With its dirt roads of red earth, children playing with old tyres and succession of dilapidated mosques, northern Togo is an unlikely home for a movement that’s challenging Africa’s longest-ruling political dynasty.
But small, out-of-the-way Kparatao is where Tikpi Atchadam was born to a local farmer and food seller in 1967 and spent his childhood.
Until just a few weeks ago, the former law student, hailed by his supporters as someone who “stops power from sleeping”, was a relative unknown.
But the head of the Panafrican National Party (PNP) has become the new face of Togolese opposition after organising the recent mass protests against President Faure Gnassinge.
In Kparatao as in the neighbouring city of Sokode, most of the street lights don’t work while the tarmac doesn’t go beyond the main road linking Togo with Burkina Faso.
With nothing else to do and a poor education, local youths have little option but to earn a living from the soil. Friday prayers in the mainly Muslim town break up the monotony.
Political protest had never seemed an option, at least until recently.
Atchadam — a recognisable figure in his square-rimmed spectacles — hasn’t fallen into the trap of other opposition leaders, whose confused message has fallen on deaf ears.
Instead, he has been direct and impassioned, stirring up crowds with a clear demand for the resignation of Gnassingbe, who has been in power since 2005.
– ‘Down-to-earth’ –
The opposition leader has cultivated an air of mystery and kept his public appearances to a minimum, claiming fears for his own safety
Teenagers in his village say they know him “very well”, however.
“He’s a down-to-earth man,” said Mohammed, an 18-year-old farmer from Kparatao. “When he comes to visit us, he doesn’t stay in a hotel. He stays in a mud hut.
“We were disheartened by Togolese politics, the other opposition groups are all corrupted by power but him, he refuses money,” he added.
“What he says is true. He’s really interested in the problems of young people.”
After 38 years of being ruled by General Gnassingbe Eyadema and 12 by his son, Atchadam and his popular movement have shuffled Togo’s political cards.
Togo’s south has long been seen as an opposition stronghold while northerners have often been wrongly lumped in with Gnassingbe’s Kabye ethnic group, which also dominates the army.
Since August, opposition protests have for the first time taken place outside the capital, Lome, in Sokode, Bafilo, Mango and Dapaong in the north.
Violent clashes between protesters, many of them wearing the red of the PNP, and the security forces have left at least four dead and dozens more injured.
The opposition has criticised what it says is a bloody crackdown and “punitive expedition” led by the army, while the government accuses the protesters of having provoked the violence and of burning down houses and shops themselves.
In Sokode’s overcrowded hospital, AFP correspondents saw seven patients injured during the marches recovering from surgery.
All said that soldiers shot them “at point blank range”. An eighth victim — a 15-year-old boy — died from his injuries.
– Red berets –
“You have to see the conditions in which we’re looking after people,” said Saibou Alassani, 50, from under the dirty sheets of his hospital bed.
“You can’t even do X-rays, everything’s broken. I’d never protested before but the situation is getting worse.
“The price of everything is going up — soap’s gone from 50 to 100 francs (9-18 US cents, 8-15 euro cents), fertiliser, grain… we’re suffering too much.”
Togo’s government has repeatedly condemned what it has called the “hate speech” and “extremism” of the PNP, whose leader is often described as a “radical Muslim” in national media.

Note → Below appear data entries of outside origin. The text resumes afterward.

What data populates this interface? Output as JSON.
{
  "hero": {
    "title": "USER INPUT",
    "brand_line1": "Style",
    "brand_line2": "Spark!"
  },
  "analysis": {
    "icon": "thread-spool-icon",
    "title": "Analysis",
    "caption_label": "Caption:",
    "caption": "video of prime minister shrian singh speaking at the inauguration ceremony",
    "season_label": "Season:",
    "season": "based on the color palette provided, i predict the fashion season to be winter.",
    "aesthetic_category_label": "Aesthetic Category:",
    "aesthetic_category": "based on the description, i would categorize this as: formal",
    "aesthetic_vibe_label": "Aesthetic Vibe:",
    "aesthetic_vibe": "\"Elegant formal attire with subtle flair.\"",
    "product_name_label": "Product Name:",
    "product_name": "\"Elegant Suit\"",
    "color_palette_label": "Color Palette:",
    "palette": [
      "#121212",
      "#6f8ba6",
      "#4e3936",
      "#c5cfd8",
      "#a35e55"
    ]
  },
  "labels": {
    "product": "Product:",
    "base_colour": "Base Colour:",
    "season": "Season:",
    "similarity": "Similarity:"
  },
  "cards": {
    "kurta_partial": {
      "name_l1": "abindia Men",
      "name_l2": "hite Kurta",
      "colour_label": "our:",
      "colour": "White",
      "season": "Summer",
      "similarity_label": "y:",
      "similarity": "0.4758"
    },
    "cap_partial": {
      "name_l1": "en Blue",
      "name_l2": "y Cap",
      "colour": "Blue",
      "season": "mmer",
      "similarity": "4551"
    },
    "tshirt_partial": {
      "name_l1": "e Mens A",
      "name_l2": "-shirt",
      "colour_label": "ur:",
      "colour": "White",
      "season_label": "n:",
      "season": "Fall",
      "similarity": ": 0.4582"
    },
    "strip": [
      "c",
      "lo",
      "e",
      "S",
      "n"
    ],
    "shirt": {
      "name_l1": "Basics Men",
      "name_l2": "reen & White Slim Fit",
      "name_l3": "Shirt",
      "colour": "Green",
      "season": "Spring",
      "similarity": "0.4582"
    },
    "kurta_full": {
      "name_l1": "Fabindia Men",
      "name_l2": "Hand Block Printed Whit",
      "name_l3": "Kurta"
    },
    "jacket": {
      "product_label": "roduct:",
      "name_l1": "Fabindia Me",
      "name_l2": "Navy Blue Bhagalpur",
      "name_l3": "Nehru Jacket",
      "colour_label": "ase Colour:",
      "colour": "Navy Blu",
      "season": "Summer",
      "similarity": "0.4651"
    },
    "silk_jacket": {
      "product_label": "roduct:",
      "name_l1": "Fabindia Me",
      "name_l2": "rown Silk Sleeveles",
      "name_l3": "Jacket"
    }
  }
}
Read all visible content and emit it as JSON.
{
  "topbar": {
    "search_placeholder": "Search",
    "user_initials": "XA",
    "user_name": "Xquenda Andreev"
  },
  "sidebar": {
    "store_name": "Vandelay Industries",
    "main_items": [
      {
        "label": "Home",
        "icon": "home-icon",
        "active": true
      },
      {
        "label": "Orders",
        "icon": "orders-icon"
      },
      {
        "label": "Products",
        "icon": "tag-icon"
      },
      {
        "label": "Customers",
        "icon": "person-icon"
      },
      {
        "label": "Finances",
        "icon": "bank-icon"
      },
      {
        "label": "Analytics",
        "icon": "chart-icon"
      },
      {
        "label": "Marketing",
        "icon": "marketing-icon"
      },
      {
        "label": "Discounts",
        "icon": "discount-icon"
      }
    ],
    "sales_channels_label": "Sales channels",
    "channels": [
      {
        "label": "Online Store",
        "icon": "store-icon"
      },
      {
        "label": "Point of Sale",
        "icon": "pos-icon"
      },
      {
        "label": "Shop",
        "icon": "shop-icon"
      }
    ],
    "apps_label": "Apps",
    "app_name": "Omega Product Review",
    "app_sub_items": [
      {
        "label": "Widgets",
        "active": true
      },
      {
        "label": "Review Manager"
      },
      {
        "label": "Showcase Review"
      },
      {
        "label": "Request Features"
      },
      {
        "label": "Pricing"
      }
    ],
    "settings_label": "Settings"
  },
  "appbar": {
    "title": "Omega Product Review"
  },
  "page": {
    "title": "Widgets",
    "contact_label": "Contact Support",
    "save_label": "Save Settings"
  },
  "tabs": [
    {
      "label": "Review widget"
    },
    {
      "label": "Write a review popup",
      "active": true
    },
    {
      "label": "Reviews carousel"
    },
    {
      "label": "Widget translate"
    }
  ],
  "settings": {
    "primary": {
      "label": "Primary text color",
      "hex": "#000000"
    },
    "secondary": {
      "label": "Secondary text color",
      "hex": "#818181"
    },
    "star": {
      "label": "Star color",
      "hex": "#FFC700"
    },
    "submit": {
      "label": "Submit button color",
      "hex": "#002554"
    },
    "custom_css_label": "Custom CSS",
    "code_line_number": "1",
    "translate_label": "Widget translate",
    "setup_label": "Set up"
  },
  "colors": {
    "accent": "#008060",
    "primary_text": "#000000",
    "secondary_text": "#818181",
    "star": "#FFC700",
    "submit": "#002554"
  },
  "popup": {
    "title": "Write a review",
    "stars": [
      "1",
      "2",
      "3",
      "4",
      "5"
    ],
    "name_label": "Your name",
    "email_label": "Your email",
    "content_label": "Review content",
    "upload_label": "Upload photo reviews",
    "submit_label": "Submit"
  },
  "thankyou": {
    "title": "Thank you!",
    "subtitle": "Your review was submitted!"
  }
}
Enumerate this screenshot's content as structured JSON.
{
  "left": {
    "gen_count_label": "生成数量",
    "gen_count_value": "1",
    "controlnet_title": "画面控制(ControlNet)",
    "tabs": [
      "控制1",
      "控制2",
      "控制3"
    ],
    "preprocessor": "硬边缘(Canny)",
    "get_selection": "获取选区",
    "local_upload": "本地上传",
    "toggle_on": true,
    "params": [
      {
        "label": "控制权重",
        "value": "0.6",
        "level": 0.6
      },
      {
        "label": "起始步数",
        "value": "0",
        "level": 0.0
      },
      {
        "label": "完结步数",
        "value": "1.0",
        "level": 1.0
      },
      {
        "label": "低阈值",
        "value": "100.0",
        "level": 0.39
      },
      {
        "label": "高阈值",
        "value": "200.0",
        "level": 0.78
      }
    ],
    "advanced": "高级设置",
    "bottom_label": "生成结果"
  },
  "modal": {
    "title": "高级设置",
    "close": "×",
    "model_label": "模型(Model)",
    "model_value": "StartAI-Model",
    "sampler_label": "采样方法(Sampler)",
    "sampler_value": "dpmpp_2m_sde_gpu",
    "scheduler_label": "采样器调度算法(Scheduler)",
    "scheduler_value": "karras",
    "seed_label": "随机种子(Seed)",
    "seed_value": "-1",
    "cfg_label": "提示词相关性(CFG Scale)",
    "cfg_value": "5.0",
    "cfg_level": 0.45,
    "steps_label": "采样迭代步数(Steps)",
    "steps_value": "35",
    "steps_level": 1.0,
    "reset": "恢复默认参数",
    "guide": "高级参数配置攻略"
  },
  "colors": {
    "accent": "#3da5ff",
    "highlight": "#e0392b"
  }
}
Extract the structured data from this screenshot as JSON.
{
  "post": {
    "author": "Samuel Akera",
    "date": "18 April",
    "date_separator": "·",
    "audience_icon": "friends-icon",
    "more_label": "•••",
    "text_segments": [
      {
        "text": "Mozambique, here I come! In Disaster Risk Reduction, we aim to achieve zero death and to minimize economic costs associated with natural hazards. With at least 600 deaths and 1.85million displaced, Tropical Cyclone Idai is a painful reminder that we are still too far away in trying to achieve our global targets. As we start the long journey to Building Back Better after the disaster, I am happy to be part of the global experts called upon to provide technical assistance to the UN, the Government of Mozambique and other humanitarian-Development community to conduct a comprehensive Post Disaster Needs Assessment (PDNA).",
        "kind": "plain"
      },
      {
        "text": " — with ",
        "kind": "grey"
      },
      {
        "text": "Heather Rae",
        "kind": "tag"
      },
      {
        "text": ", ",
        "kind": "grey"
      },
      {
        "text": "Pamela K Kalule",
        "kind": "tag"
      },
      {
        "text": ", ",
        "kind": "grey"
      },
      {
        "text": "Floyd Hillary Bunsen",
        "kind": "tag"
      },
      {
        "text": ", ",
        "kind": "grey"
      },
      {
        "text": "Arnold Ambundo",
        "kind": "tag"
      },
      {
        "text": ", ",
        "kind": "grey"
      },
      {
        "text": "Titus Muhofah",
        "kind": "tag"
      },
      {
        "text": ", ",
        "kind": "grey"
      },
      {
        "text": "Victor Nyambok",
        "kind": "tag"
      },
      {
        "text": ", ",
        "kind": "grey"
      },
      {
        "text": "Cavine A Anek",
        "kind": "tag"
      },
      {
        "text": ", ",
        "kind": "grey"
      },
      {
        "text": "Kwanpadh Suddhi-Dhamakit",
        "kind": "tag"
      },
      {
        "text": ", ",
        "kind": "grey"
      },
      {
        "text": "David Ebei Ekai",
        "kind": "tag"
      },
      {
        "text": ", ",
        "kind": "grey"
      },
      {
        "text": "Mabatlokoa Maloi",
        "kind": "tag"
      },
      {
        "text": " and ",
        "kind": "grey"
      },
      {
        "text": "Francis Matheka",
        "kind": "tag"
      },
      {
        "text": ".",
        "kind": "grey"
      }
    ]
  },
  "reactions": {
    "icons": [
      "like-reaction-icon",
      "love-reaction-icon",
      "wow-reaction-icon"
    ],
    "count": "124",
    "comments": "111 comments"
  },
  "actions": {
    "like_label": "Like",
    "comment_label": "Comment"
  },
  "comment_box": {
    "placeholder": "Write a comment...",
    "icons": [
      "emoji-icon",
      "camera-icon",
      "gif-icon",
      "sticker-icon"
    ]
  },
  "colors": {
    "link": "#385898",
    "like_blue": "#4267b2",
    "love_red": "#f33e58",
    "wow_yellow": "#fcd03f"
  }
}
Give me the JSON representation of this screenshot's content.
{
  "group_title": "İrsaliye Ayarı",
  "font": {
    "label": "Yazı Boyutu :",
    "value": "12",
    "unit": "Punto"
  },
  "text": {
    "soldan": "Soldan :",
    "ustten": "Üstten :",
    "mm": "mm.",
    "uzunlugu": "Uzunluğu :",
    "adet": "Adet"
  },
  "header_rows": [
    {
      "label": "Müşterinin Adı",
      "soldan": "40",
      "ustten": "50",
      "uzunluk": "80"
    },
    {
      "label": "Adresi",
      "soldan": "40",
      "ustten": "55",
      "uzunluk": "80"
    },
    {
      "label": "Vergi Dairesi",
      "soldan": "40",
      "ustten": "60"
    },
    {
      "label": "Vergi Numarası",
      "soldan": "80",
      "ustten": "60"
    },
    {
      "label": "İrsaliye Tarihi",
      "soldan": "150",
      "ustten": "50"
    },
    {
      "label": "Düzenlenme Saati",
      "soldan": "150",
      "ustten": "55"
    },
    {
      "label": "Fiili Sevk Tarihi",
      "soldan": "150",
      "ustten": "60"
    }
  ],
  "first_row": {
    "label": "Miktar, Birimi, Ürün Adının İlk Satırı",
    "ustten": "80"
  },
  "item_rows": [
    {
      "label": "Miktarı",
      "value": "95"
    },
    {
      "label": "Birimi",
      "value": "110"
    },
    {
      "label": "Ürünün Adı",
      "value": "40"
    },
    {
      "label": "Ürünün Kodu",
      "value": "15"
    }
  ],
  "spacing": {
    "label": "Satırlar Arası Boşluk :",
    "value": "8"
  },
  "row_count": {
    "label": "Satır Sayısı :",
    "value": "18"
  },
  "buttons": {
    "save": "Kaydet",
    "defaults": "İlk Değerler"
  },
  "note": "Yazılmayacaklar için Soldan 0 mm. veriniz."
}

“We receive propaganda messages on WhatsApp all the time, such as Tikpi is dangerous or that if the opposition gets into power, they’ll declare war on the Kabye,” said Faouzia, an unemployed graduate.
“They’re trying to divide us but we’re all Togolese, whether we’re from the north or the south, we’ve got the same problems,” the 26-year-old added.
Massive army reinforcements were deployed in the north before the protests. The “red berets”, an elite unit, continues to patrol and run check-points.
Locals in Kparatao say they’ve lived in fear since soldiers arrived on September 19 — the eve of the last protests — looking for weapons and taking over houses, even that of the traditional ruler.
“Some of them were masked. They were very nervous,” said one local leader, Agoro Wakilou. “We thought they’d come to kill us.”